Venda melongo tak percaya, menatap Aura—perempuan yang tengah bersender dipilar yang asik mengunyah permen karet di depannya dengan kerutan didahi. Bagaimana bisa Aura Gemilang yang termasuk dari ratusan murid diSMA Wirabrata ini tampak tak acuh dengan seseorang yang sedang mereka bicarakan sekarang. gila! gila! gila!
“RAA??? yang kita bicarain sekarang ini Barga, Ra!” ucap Venda keheranan. “Barga Mahesta.”
Sementara satu sahabatnya lagi yaitu Jesi—memilih menyibukkan diri dengan ponsel namun sesekali melirik samar ke arah Aura dan Venda.
“Ven, Barga itu manusia yang sama-sama makan nasi juga sama kayak kita,” ucap Aura dengan tegas. “Jadi buat apa sih kita harus takut?”
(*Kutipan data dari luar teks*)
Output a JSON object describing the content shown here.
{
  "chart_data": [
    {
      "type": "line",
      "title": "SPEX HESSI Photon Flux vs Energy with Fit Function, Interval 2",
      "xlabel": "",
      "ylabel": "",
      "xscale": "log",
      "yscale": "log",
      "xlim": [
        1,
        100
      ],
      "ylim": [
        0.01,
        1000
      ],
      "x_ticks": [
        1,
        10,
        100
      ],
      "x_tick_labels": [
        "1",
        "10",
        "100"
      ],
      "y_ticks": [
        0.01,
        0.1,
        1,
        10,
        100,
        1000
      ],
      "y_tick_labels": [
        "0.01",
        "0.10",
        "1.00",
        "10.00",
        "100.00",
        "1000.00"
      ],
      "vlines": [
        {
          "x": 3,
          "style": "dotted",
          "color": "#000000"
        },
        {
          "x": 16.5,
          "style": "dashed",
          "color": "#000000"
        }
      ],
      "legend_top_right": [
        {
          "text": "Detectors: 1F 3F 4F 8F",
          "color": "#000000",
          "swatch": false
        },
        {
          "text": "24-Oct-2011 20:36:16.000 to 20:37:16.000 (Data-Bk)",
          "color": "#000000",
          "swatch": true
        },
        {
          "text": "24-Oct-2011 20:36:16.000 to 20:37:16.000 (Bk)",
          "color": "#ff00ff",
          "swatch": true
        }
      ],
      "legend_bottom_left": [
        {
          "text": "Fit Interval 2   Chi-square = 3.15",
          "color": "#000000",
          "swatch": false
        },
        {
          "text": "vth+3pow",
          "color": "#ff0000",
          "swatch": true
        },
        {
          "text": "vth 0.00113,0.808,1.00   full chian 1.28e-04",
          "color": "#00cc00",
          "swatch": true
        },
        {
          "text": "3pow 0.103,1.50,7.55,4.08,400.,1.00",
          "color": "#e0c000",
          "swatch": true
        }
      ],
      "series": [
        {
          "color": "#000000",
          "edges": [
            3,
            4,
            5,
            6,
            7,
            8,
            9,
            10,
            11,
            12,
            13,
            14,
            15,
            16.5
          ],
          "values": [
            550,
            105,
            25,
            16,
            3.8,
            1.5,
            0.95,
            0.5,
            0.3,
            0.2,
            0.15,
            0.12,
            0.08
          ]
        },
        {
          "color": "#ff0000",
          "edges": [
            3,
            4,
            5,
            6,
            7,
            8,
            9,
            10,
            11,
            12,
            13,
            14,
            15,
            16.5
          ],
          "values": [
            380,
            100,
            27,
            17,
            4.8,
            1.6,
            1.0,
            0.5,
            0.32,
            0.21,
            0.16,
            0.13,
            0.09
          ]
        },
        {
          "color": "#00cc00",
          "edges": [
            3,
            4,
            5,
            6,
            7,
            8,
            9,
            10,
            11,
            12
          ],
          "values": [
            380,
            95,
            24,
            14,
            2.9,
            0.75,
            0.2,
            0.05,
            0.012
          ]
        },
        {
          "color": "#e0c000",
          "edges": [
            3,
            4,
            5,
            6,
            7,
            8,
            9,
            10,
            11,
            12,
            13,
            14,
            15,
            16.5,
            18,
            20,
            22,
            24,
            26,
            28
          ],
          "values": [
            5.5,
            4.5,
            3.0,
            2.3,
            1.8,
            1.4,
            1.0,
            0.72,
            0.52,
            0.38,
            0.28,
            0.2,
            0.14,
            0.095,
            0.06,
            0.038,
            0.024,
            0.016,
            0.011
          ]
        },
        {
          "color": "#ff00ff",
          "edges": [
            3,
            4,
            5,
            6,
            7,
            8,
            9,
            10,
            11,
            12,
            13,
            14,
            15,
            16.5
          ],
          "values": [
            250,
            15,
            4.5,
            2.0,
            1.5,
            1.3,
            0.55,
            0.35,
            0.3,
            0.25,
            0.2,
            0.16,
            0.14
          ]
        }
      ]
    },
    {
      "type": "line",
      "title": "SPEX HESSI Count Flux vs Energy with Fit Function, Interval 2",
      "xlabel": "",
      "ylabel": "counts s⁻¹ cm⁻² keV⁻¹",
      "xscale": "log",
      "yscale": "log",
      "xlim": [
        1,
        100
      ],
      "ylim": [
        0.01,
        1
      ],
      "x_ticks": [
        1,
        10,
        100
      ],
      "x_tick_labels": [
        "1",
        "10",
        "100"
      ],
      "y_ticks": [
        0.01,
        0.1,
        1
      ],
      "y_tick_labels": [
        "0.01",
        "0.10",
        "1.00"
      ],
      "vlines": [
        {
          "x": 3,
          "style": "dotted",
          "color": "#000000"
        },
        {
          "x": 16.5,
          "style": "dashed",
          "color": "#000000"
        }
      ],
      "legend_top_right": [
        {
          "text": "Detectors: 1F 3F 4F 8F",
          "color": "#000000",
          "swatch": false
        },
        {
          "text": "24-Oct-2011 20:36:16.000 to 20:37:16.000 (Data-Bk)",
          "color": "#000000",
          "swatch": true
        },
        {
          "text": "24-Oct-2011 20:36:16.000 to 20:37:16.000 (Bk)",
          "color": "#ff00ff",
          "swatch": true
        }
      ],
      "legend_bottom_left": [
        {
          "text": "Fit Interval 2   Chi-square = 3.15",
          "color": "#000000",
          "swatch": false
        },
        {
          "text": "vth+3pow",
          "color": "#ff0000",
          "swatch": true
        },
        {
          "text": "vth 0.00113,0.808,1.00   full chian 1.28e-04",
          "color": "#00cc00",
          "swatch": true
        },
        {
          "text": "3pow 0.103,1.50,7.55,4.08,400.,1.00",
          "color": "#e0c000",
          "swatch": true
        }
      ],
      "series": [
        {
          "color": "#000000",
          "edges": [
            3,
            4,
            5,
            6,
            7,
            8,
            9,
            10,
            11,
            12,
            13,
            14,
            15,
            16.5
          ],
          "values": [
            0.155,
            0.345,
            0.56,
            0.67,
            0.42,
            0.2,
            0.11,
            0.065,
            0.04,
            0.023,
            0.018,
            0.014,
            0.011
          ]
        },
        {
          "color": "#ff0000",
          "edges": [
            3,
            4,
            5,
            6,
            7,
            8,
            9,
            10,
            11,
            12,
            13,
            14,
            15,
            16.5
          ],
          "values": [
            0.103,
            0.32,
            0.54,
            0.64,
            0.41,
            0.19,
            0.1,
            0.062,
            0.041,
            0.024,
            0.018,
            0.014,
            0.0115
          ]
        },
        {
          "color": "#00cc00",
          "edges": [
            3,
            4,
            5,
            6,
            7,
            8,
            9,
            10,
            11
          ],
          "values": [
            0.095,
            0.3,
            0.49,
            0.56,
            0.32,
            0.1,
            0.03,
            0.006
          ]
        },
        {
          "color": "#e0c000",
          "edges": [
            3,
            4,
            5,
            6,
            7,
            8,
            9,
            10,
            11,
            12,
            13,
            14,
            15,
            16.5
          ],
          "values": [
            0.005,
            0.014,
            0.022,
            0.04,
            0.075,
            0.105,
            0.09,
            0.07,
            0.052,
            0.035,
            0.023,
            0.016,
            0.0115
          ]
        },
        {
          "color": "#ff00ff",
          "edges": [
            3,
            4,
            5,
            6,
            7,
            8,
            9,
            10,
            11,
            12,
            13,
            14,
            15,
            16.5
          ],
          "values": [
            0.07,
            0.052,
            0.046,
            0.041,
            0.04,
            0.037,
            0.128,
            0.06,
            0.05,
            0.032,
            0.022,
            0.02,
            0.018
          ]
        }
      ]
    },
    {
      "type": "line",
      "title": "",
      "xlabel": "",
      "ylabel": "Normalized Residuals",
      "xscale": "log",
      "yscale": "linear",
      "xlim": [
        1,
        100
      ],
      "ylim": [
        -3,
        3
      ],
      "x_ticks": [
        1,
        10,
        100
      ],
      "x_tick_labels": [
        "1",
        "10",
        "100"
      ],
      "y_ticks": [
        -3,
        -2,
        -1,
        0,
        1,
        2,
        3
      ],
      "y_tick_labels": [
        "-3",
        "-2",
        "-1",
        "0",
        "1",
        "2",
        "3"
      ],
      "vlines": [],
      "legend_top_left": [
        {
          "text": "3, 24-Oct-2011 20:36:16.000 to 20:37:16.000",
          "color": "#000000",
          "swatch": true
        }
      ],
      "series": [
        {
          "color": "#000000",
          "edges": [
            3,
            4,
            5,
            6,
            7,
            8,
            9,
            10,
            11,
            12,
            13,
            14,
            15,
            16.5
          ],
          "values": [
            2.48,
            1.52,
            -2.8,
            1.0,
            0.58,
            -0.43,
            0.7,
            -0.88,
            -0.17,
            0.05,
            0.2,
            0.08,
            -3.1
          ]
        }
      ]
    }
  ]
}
Ah, Barga Mahesta ya? nama yang akhir-akhir ini sering menjadi topik hangat yang diperbincangkan murid diSMA Wirabrata tercinta. Tubuh tegap, mata yang bagus, dada yang lebar, serta—wangi parfum milik cowok itu yang mampu melelehkan hati para kaum hawa dalam sekejap. Begitulah yang Aura tangkap dari berbagai cerita kawan sekelasnya.
“Barga itu ... bukan manusia loh, Ra.” Venda terkekeh sebelum melanjutkan ucapannya. “Tapi pangeran!”
Pangeran dari jonggol?! ketimbang pangeran, julukan yang menurut Aura lebih cocok itu adalah iblis. Yap! Sangat menggambarkan bagaimana sosok Barga.
“Mata lo sakit ya, Ven? lo lihat kelakukannya aja lebih mirip Iblis tau!”
Sejenak Aura menatap isi layar handphone- nya, sorot penuh kecewa itu kemudian terpatri pada wajah cantiknya.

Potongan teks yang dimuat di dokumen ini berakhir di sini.